Ах ты, подлиза! Улыбаюсь.
– Мамочка, а какие тени тебе не нужны?..
Ну уж нет! Тени мне подобрать себе очень сложно, и за здорово живёшь отдавать их малолетней пигалице у меня нет никакого желания! Они всё равно будут безжалостно истыканы «ненужной» кисточкой, нет, нет, и нет!

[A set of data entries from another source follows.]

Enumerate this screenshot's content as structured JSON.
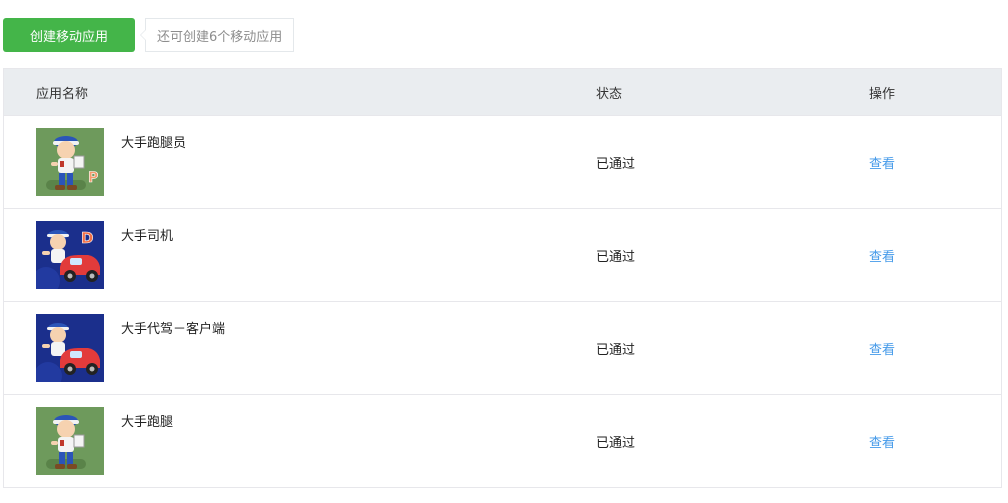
{
  "toolbar": {
    "create_label": "创建移动应用",
    "quota_tip": "还可创建6个移动应用"
  },
  "table": {
    "headers": {
      "name": "应用名称",
      "status": "状态",
      "action": "操作"
    },
    "rows": [
      {
        "name": "大手跑腿员",
        "status": "已通过",
        "action": "查看",
        "icon": "courier-cartoon-icon",
        "icon_letter": "P",
        "icon_bg": "#6e9a5c"
      },
      {
        "name": "大手司机",
        "status": "已通过",
        "action": "查看",
        "icon": "driver-car-cartoon-icon",
        "icon_letter": "D",
        "icon_bg": "#1b2f8c"
      },
      {
        "name": "大手代驾－客户端",
        "status": "已通过",
        "action": "查看",
        "icon": "driver-car-cartoon-icon",
        "icon_bg": "#1b2f8c"
      },
      {
        "name": "大手跑腿",
        "status": "已通过",
        "action": "查看",
        "icon": "courier-cartoon-icon",
        "icon_bg": "#6e9a5c"
      }
    ]
  },
  "colors": {
    "primary_button": "#44b549",
    "link": "#459ae9",
    "header_bg": "#eaedf0",
    "border": "#e7e7eb"
  }
}
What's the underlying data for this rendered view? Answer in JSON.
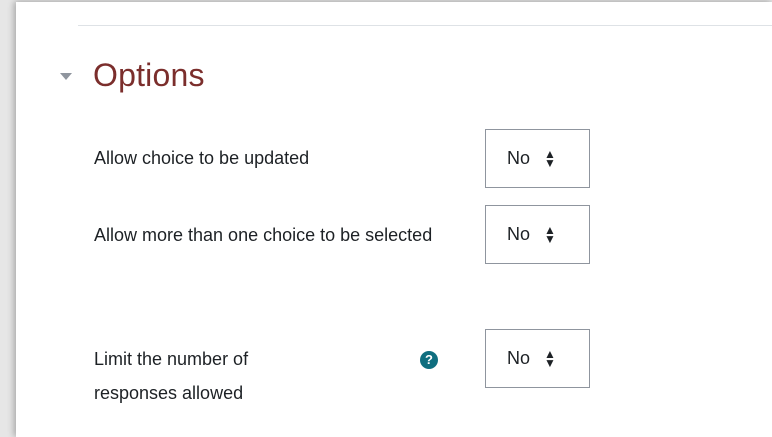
{
  "section": {
    "title": "Options"
  },
  "settings": [
    {
      "label": "Allow choice to be updated",
      "value": "No"
    },
    {
      "label": "Allow more than one choice to be selected",
      "value": "No"
    },
    {
      "label": "Limit the number of responses allowed",
      "value": "No",
      "help_icon": "question-circle-icon"
    }
  ],
  "colors": {
    "title": "#7b2e2c",
    "help_icon": "#0f6e7f",
    "select_border": "#8f959e"
  }
}
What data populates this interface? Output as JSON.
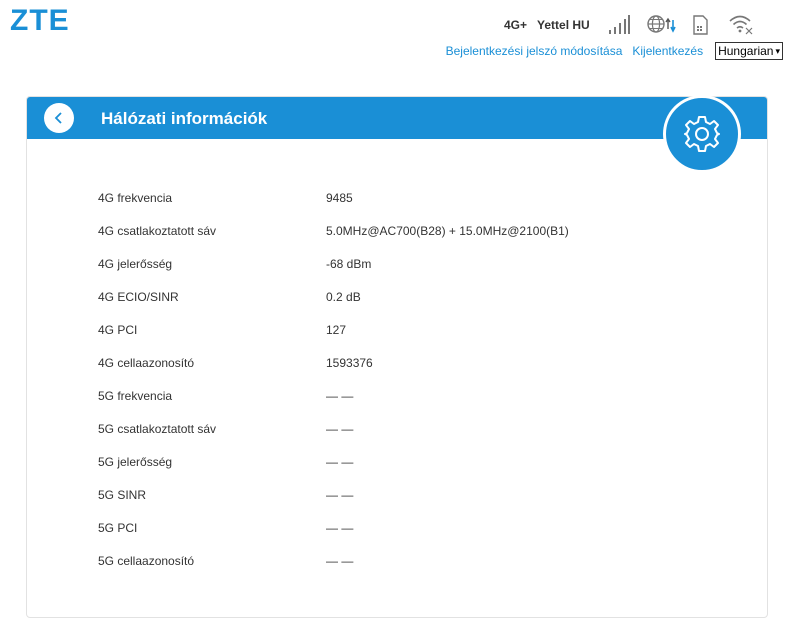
{
  "header": {
    "logo": "ZTE",
    "network_type": "4G+",
    "carrier": "Yettel HU",
    "icons": [
      "signal-icon",
      "globe-data-icon",
      "sim-card-icon",
      "wifi-off-icon"
    ]
  },
  "top_links": {
    "change_password": "Bejelentkezési jelszó módosítása",
    "logout": "Kijelentkezés",
    "language": "Hungarian"
  },
  "panel": {
    "title": "Hálózati információk",
    "rows": [
      {
        "label": "4G frekvencia",
        "value": "9485"
      },
      {
        "label": "4G csatlakoztatott sáv",
        "value": "5.0MHz@AC700(B28) + 15.0MHz@2100(B1)"
      },
      {
        "label": "4G jelerősség",
        "value": "-68 dBm"
      },
      {
        "label": "4G ECIO/SINR",
        "value": "0.2 dB"
      },
      {
        "label": "4G PCI",
        "value": "127"
      },
      {
        "label": "4G cellaazonosító",
        "value": "1593376"
      },
      {
        "label": "5G frekvencia",
        "value": "— —"
      },
      {
        "label": "5G csatlakoztatott sáv",
        "value": "— —"
      },
      {
        "label": "5G jelerősség",
        "value": "— —"
      },
      {
        "label": "5G SINR",
        "value": "— —"
      },
      {
        "label": "5G PCI",
        "value": "— —"
      },
      {
        "label": "5G cellaazonosító",
        "value": "— —"
      }
    ]
  },
  "colors": {
    "accent": "#1a8fd6",
    "text": "#333333",
    "background": "#ffffff"
  }
}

– Мамочка, а у тебя есть помада?
Хм, аппетиты растут с каждой секундой. Я вообще-то не пользуюсь помадой, и сейчас меня это спасает. Есть, правда, парочка блесков, но они надёжно припрятаны в сумочке, и их я тоже не дам. Ещё чего! Блески мне самой нужны. Не дам. Жадина я.
Наконец накрасилась.
– Жек, а ты куда собиралась-то?
Задумывается, и по всему видно, что она давно и накрепко позабыла – куда и с кем собиралась. И меня осеняет. Эта долгая и сложная интрига, с упоминанием Кузнецова, мною не любимого по причине совершенейшей сопливости, была только лишь для того, чтобы добраться до заветной чёрной сумочки с баночками, кисточками и «жёлтым тушем»! Что ж, женщина растёт. Истинная.
В автобусе
Едем домой в автобусе. Я с работы, Жека от бабушки, обе порядком устали. Ну, я-то точно, а вот откуда этот ребёнок черпает энергию, я не знаю. Впрочем, как и все дети. так вот, едем в автобусе. Как мы называем его на работе – «звездолёт». Бог его знает, почему. Разговор, что наши некоторые сотрудники прилетели с Альфа-Центавра – помню. А почему автобус – именно звездолёт, не помню. Я сегодня устала, как ломовая лошадь, которую весь день заставляли пахать, а потом вместо положенной порции овса дали хорошего пинка под костлявый зад и отправили в стойло без ужина. А до стойла – пять вёрст. Вроде весь день сидела, а присесть всё равно тянет. Жека спокойно одна сидеть не хочет, и меня это почему-то раздражает. Хотя после напряжённого рабочего дня раздражает буквально всё (даже то, над чем я в обычные дни могу просто улыбнуться).